Les exemples ne manquent pas : enseignantes devenues concierges dans les beaux quartiers parisiens, diplômés de l’enseignement supérieur travaillant comme manœuvres dans le bâtiment, architectes et ingénieurs exerçant leur métier sous couvert d’autres qualifications avec des salaires de 20% à 30% inférieures à ceux de leurs homologues. Et que dire des travailleurs non qualifiés, qui constituent la grande masse des travailleurs exportés par le Portugal, aux salaires et situations de misère ?
Encore n’avons-nous pas parlé de ces travailleurs dits détachés qui sont légion dans le bâtiment : la «découverte» récente de soixante ouvriers portugais travaillant à 2,06 euros de l’heure en Belgique a même ému le Premier ministre belge qui a crié au dumping salarial, comme si ce dernier n’avait pas été rendu possible par les textes européens, dans lesquels l’harmonisation sociale est absente.

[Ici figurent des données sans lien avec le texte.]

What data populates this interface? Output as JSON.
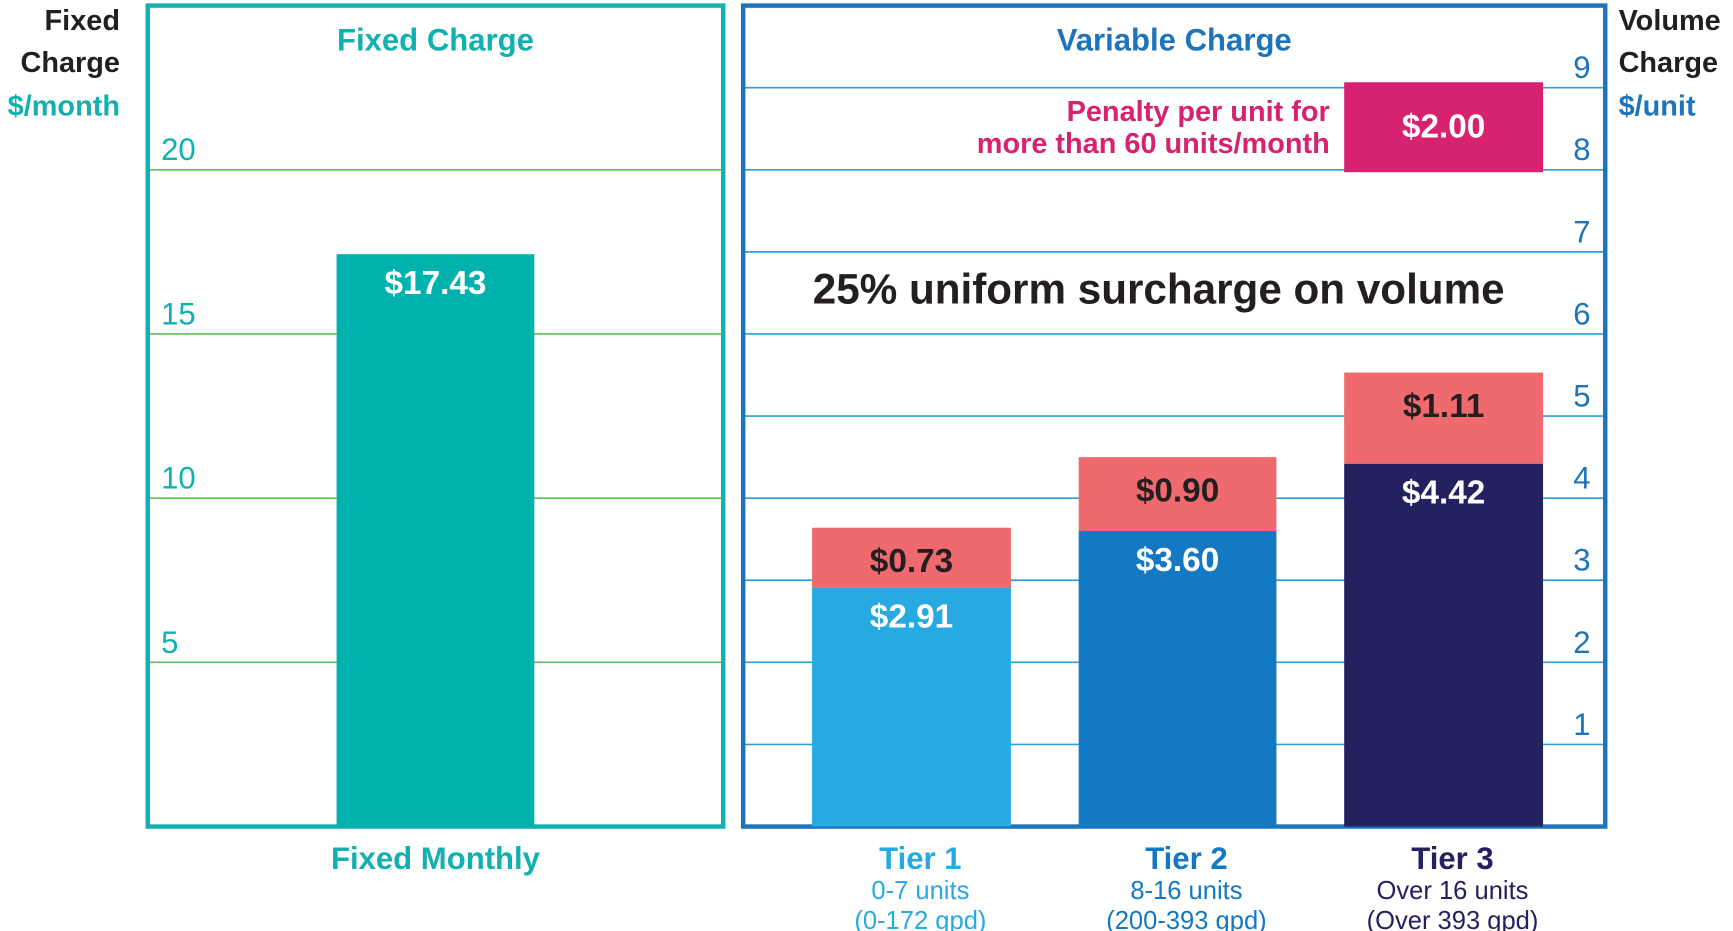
{
  "chart_data": [
    {
      "type": "bar",
      "title": "Fixed Charge",
      "y_label": [
        "Fixed",
        "Charge"
      ],
      "y_unit": "$/month",
      "categories": [
        "Fixed Monthly"
      ],
      "values": [
        17.43
      ],
      "value_labels": [
        "$17.43"
      ],
      "color": "#00b2ae",
      "ylim": [
        0,
        25
      ],
      "yticks": [
        5,
        10,
        15,
        20
      ],
      "grid": true
    },
    {
      "type": "stacked_bar",
      "title": "Variable Charge",
      "y_label": [
        "Volume",
        "Charge"
      ],
      "y_unit": "$/unit",
      "categories": [
        "Tier 1",
        "Tier 2",
        "Tier 3"
      ],
      "category_notes": [
        [
          "0-7 units",
          "(0-172 gpd)"
        ],
        [
          "8-16 units",
          "(200-393 gpd)"
        ],
        [
          "Over 16 units",
          "(Over 393 gpd)"
        ]
      ],
      "series": [
        {
          "colors": [
            "#27a9e1",
            "#1279c2",
            "#23215f"
          ],
          "values": [
            2.91,
            3.6,
            4.42
          ],
          "value_labels": [
            "$2.91",
            "$3.60",
            "$4.42"
          ]
        },
        {
          "color": "#ef6a6e",
          "values": [
            0.73,
            0.9,
            1.11
          ],
          "value_labels": [
            "$0.73",
            "$0.90",
            "$1.11"
          ]
        }
      ],
      "ylim": [
        0,
        10
      ],
      "yticks": [
        1,
        2,
        3,
        4,
        5,
        6,
        7,
        8,
        9
      ],
      "grid": true,
      "annotations": {
        "surcharge": "25% uniform surcharge on volume",
        "penalty": [
          "Penalty per unit for",
          "more than 60 units/month"
        ],
        "penalty_value": "$2.00"
      }
    }
  ]
}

Les politiques de la troïka ont permis d’ouvrir grand la porte de cette immense braderie sociale qu’est devenue l’Europe où se pressent des milliers d’hommes et de femmes que le Portugal a expulsés de leur propre pays, tandis que dans le même temps il y attire les retraités aisés du centre, par des exemptions fiscales prometteuses de retraites dorées.
(1) On évalue à un demi-million le nombre de portugais ayant émigré après la crise.